Renewable Energy – Utility Rate Price Suppression

Studies from Highly Regarded Institutions Support the Importance of this Effect:

  • A 2009 PJM Interconnection study of the impacts of adding wind generation to the market concluded that “…15,000 MW of wind offers wholesale market price reductions of $4.50-6/MWh, translating to reductions in annual market-wide expenditures of $3.55 billion to $4.74 billion versus not having that wind in place.”
  • A 2009 PECO/Exelon study of the market impact of adding 400 MW of capacity to the Pennsylvania Peach Bottom Nuclear facility gives further support to the price suppressive effects of low marginal cost generation:

“We estimate conservatively that these benefits would average $137 million per year in Pennsylvania, and more than $425 million per year in all of PJM-East.”

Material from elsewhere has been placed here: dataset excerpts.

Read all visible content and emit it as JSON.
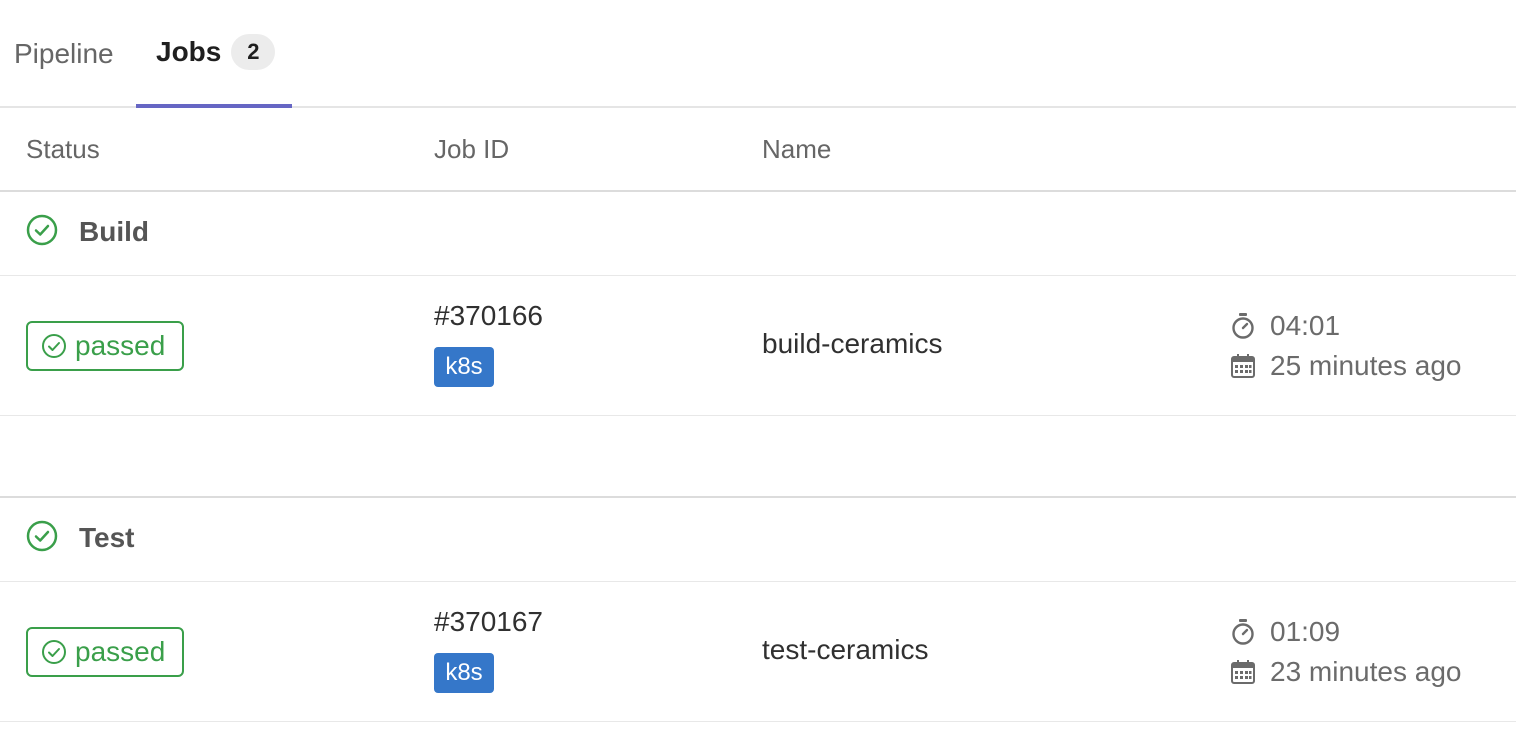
{
  "tabs": [
    {
      "label": "Pipeline"
    },
    {
      "label": "Jobs",
      "count": "2"
    }
  ],
  "columns": {
    "status": "Status",
    "job_id": "Job ID",
    "name": "Name"
  },
  "stages": [
    {
      "title": "Build",
      "icon": "check-circle-icon",
      "job": {
        "status": "passed",
        "id": "#370166",
        "tag": "k8s",
        "name": "build-ceramics",
        "duration": "04:01",
        "finished": "25 minutes ago"
      }
    },
    {
      "title": "Test",
      "icon": "check-circle-icon",
      "job": {
        "status": "passed",
        "id": "#370167",
        "tag": "k8s",
        "name": "test-ceramics",
        "duration": "01:09",
        "finished": "23 minutes ago"
      }
    }
  ],
  "colors": {
    "success": "#3a9f4a",
    "tag": "#3577c9",
    "active_tab_underline": "#6666c4"
  }
}
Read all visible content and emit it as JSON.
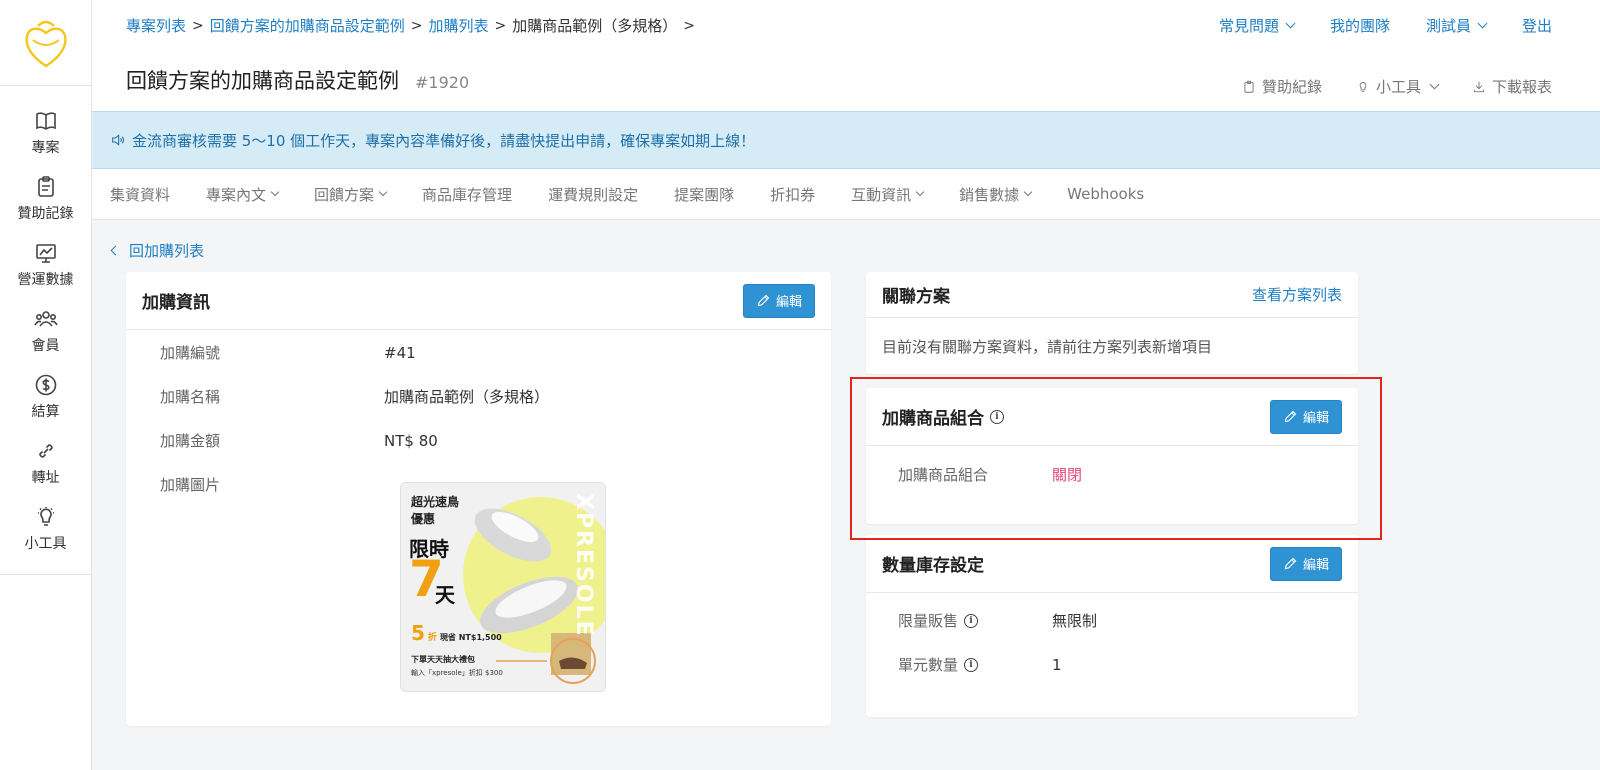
{
  "sidebar": {
    "items": [
      {
        "label": "專案",
        "icon": "book-icon"
      },
      {
        "label": "贊助記錄",
        "icon": "clipboard-icon"
      },
      {
        "label": "營運數據",
        "icon": "chart-icon"
      },
      {
        "label": "會員",
        "icon": "users-icon"
      },
      {
        "label": "結算",
        "icon": "dollar-icon"
      },
      {
        "label": "轉址",
        "icon": "link-icon"
      },
      {
        "label": "小工具",
        "icon": "bulb-icon"
      }
    ]
  },
  "breadcrumb": {
    "items": [
      "專案列表",
      "回饋方案的加購商品設定範例",
      "加購列表"
    ],
    "current": "加購商品範例（多規格）"
  },
  "top_links": {
    "faq": "常見問題",
    "team": "我的團隊",
    "user": "測試員",
    "logout": "登出"
  },
  "page": {
    "title": "回饋方案的加購商品設定範例",
    "id": "#1920"
  },
  "tools": {
    "sponsor_log": "贊助紀錄",
    "widgets": "小工具",
    "download": "下載報表"
  },
  "notice": "金流商審核需要 5～10 個工作天，專案內容準備好後，請盡快提出申請，確保專案如期上線！",
  "tabs": [
    {
      "label": "集資資料",
      "dropdown": false
    },
    {
      "label": "專案內文",
      "dropdown": true
    },
    {
      "label": "回饋方案",
      "dropdown": true
    },
    {
      "label": "商品庫存管理",
      "dropdown": false
    },
    {
      "label": "運費規則設定",
      "dropdown": false
    },
    {
      "label": "提案團隊",
      "dropdown": false
    },
    {
      "label": "折扣券",
      "dropdown": false
    },
    {
      "label": "互動資訊",
      "dropdown": true
    },
    {
      "label": "銷售數據",
      "dropdown": true
    },
    {
      "label": "Webhooks",
      "dropdown": false
    }
  ],
  "back_link": "回加購列表",
  "edit_label": "編輯",
  "addon_info": {
    "title": "加購資訊",
    "rows": [
      {
        "label": "加購編號",
        "value": "#41"
      },
      {
        "label": "加購名稱",
        "value": "加購商品範例（多規格）"
      },
      {
        "label": "加購金額",
        "value": "NT$ 80"
      },
      {
        "label": "加購圖片",
        "value": ""
      }
    ],
    "image": {
      "line1": "超光速鳥",
      "line2": "優惠",
      "line3": "限時",
      "number": "7",
      "unit": "天",
      "discount": "5",
      "discount_unit": "折",
      "save": "現省 NT$1,500",
      "gift": "下單天天抽大禮包",
      "code": "輸入「xpresole」折扣 $300",
      "brand": "XPRESOLE"
    }
  },
  "related": {
    "title": "關聯方案",
    "view_list": "查看方案列表",
    "empty": "目前沒有關聯方案資料，請前往方案列表新增項目"
  },
  "combo": {
    "title": "加購商品組合",
    "label": "加購商品組合",
    "value": "關閉",
    "value_color": "#e8457a"
  },
  "stock": {
    "title": "數量庫存設定",
    "rows": [
      {
        "label": "限量販售",
        "value": "無限制"
      },
      {
        "label": "單元數量",
        "value": "1"
      }
    ]
  },
  "colors": {
    "accent": "#1f7ec4",
    "button": "#2f93d3",
    "notice_bg": "#d5ecf6",
    "highlight": "#e0251b",
    "logo": "#f5c518"
  }
}
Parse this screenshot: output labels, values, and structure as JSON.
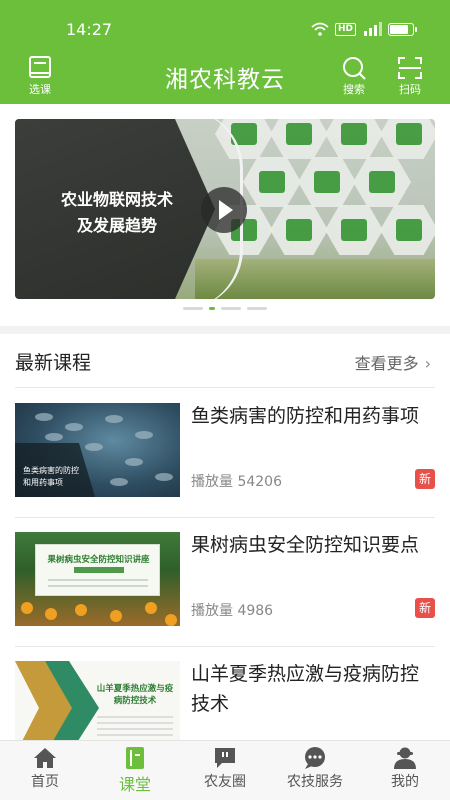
{
  "status_bar": {
    "time": "14:27",
    "hd": "HD"
  },
  "header": {
    "title": "湘农科教云",
    "left_button": {
      "label": "选课",
      "icon": "book-icon"
    },
    "right_buttons": [
      {
        "label": "搜索",
        "icon": "search-icon"
      },
      {
        "label": "扫码",
        "icon": "scan-icon"
      }
    ]
  },
  "banner": {
    "title_line1": "农业物联网技术",
    "title_line2": "及发展趋势",
    "slide_count": 4,
    "active_slide": 1
  },
  "latest_courses": {
    "section_title": "最新课程",
    "more_label": "查看更多",
    "items": [
      {
        "title": "鱼类病害的防控和用药事项",
        "plays": "播放量 54206",
        "badge": "新",
        "thumb_text": "鱼类病害的防控\n和用药事项"
      },
      {
        "title": "果树病虫安全防控知识要点",
        "plays": "播放量 4986",
        "badge": "新",
        "thumb_text": "果树病虫安全防控知识讲座"
      },
      {
        "title": "山羊夏季热应激与疫病防控技术",
        "plays": "",
        "badge": "",
        "thumb_text": "山羊夏季热应激与疫病防控技术"
      }
    ]
  },
  "bottom_nav": {
    "active": 1,
    "items": [
      {
        "label": "首页",
        "icon": "home-icon"
      },
      {
        "label": "课堂",
        "icon": "classroom-icon"
      },
      {
        "label": "农友圈",
        "icon": "chat-bubble-icon"
      },
      {
        "label": "农技服务",
        "icon": "service-icon"
      },
      {
        "label": "我的",
        "icon": "profile-icon"
      }
    ]
  },
  "colors": {
    "brand_green": "#6bbf3b",
    "badge_red": "#e8504a"
  }
}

  • A New York State Energy Research and Development Authority (NYSERDA) analysis of New York’s Renewable Portfolio Standard (RPS) estimates that the reduction in wholesale electricity prices from the addition of renewable energy resources in 2010 is likely to be approximately $2/MWh (0.2 cents/kWh).
  • A 2009 studyby Tudor, Pickering, Holt, & Co., Energy Investment & Merchant Banking, of the impacts of wind generation estimated that “…6,500 mw of wind capacity dispatched into the supply stack significantly impacts prices. Vs. no wind, the marginal price of off- peak power falls by $20/MWh during peak demand (24%), $15 off-peak (25%).

Economic Rationale:

There are two price suppressing effects of adding renewable energy to Pennsylvania’s electricity market. In the case of electricity prices, the suppression arises from the increase in supply of a resource with production costs that are at or near zero since they have zero or low fuel costs.

Renewables have low marginal costs (zerofuel costs) and consequently enter near the bottom of the electricity supply curve. When these resources enter the market, resources with higher marginal costs (e.g. natural gas turbines) are displaced. Graphically, this shifts the electricity supply curve to the right (see figure below), resulting in a lower electricity price. As illustrated in the figure, this effect is most pronounced during times of peak electricity demand, for example summer afternoons. In the figure, the peak price of electricity is reduced from Price A to Price B when low marginal cost resources enter the market. This is called the ‘price suppression effect’.

The critically important point is that when the real-time electricity price is reduced, all electricity consumers benefit, since the reduction in price applies to all electricity traded – not only to electricity generated by renewables.